Trennpapier für die Herstellung von Kunstleder reagiert in oft unterschätzter Weise empfindlich auf die Lagerbedingungen. Rollen, die in Umgebungen mit hoher Luftfeuchtigkeit gelagert werden, absorbieren Feuchtigkeit, die zu Kantenwellungen und Querwelligkeit führt – beides führt zu Faltenfehlern, wenn das Papier in die Beschichtungsmaschine gelangt. Die empfohlenen Lagerbedingungen sind 40–60 % relative Luftfeuchtigkeit bei 18–25 °C , wobei die Rollen vertikal oder auf geeigneten Rollenhalterungen statt auf den Enden gelagert werden. Papiere, die unsachgemäß gelagert wurden, können oft gerettet werden, indem sie vor der Verwendung 24 bis 48 Stunden lang in einem temperierten Raum konditioniert werden. Eine starke Feuchtigkeitsaufnahme führt jedoch zu dauerhaften Schäden an der Papierbasis, die durch keine Konditionierung rückgängig gemacht werden können.

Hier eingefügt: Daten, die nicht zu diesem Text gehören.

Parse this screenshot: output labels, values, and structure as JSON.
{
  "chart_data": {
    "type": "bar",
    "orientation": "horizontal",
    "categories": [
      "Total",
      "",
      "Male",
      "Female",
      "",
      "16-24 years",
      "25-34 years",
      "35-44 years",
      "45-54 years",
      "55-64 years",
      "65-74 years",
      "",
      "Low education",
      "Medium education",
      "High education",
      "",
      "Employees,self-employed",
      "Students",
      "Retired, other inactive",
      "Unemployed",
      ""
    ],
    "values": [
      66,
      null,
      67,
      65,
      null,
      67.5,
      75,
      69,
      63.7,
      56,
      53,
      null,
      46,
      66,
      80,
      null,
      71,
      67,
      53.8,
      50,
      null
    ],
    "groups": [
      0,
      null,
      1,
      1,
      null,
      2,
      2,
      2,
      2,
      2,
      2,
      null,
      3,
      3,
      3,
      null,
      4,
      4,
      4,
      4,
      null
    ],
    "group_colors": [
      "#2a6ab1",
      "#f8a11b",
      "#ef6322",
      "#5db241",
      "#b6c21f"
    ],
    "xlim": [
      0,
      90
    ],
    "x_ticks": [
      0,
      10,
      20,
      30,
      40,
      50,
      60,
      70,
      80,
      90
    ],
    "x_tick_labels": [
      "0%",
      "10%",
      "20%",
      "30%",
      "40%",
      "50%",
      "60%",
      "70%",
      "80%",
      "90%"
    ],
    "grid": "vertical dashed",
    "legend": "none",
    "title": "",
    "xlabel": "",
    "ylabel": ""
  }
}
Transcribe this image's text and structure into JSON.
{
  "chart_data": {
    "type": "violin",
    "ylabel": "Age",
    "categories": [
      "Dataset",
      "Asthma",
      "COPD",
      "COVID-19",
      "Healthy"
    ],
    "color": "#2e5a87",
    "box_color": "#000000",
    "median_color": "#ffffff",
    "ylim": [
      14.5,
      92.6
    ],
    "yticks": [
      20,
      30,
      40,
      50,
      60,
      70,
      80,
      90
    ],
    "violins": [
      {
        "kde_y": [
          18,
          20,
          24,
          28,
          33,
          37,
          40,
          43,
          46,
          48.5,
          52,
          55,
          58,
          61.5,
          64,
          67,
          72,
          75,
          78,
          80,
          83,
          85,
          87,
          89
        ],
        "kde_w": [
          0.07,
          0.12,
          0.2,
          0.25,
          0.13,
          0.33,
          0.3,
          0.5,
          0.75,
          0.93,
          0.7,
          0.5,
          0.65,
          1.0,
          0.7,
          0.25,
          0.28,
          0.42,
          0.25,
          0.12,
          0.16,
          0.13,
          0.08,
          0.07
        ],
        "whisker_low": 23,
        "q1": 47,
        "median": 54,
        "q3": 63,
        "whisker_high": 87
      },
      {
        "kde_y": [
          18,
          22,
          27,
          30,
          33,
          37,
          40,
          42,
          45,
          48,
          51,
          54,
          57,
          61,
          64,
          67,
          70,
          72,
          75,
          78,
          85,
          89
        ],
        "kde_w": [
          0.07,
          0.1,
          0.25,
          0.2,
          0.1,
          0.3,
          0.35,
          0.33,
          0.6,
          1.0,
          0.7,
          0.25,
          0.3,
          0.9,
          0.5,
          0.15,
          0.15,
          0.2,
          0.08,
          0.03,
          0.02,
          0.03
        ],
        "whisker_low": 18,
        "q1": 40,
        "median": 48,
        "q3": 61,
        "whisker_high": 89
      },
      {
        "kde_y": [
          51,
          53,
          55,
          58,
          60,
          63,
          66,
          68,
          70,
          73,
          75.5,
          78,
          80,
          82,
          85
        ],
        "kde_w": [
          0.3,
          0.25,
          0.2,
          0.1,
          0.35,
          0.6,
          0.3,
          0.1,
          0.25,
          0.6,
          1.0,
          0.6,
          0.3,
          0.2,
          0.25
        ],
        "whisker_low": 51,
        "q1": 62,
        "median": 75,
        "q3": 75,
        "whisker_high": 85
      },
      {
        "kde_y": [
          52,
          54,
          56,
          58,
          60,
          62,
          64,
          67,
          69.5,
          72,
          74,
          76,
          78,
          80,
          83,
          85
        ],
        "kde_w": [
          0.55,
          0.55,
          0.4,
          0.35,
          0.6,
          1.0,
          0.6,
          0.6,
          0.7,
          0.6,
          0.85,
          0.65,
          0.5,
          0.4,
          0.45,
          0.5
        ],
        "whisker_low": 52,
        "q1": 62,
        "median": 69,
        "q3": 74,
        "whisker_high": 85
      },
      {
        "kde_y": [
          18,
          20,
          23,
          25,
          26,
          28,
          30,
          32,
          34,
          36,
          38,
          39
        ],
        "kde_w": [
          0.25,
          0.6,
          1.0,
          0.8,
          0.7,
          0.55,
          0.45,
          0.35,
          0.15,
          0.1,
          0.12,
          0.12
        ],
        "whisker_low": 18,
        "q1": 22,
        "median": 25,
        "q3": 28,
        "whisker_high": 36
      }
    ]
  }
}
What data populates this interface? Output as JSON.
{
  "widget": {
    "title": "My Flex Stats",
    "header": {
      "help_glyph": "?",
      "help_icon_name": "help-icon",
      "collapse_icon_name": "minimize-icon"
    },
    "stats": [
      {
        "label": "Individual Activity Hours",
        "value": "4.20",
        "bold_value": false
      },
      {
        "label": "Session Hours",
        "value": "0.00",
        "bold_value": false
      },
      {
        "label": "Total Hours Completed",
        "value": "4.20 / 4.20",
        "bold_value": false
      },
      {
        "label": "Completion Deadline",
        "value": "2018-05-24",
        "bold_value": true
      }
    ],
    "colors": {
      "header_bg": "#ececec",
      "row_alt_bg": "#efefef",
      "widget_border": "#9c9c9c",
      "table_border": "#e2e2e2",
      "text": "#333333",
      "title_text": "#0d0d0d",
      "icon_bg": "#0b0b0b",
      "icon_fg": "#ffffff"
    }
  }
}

Die Anpassung der Trennpapierspezifikation an die Produktionsanwendung erfordert Klarheit über vier Variablen: die verwendete Beschichtungschemie (Lösungsmitteltyp und -konzentration), das Ofentemperaturprofil, die erforderliche Oberflächentextur und den erforderlichen Glanzgrad sowie das Produktionsvolumen, das bestimmt, wie viele Zyklen das Papier vor dem Austausch absolvieren muss.
Für die kontinuierliche Großserienproduktion von Standard-PU-Leder für Möbel- oder Taschenanwendungen im mittleren Marktsegment ist ein Silikon-Trennpapier mittlerer Qualität mit einer Zyklenfestigkeit von 5–8 und einer Standardnarbenprägung eine kosteneffiziente Wahl. Für Premium-Schuhe oder Autoledersimulanzien, bei denen Oberflächenkonsistenz und Texturtreue von entscheidender Bedeutung sind, ist ein Hochzyklus-Premiumpapier mit tiefgeprägtem Feinkorn und strenger Trennkraftspezifikation die richtige Investition – die höheren Kosten pro Rolle werden durch die geringere Fehlerrate und die längere Laufzeit zwischen Papierwechseln mehr als ausgeglichen.
Für spezielle Oberflächeneffekte – Hochglanz-Spiegelfinish, matte Steinstruktur, metallische Folientransferoberflächen – werden Papiere oft individuell für die Produktionslinie spezifiziert und sollten über einen gesamten Produktionslauf getestet werden, bevor sie als ständige Spezifikation festgelegt werden. Oberflächeneffekte, die auf einer Laborprobe korrekt aussehen, verhalten sich bei Geschwindigkeit und Temperatur der Produktionslinie manchmal anders, und der Testprozess ist die einzige zuverlässige Möglichkeit, die Kompatibilität zu überprüfen, bevor man sich auf eine große Lagerhaltung einlässt.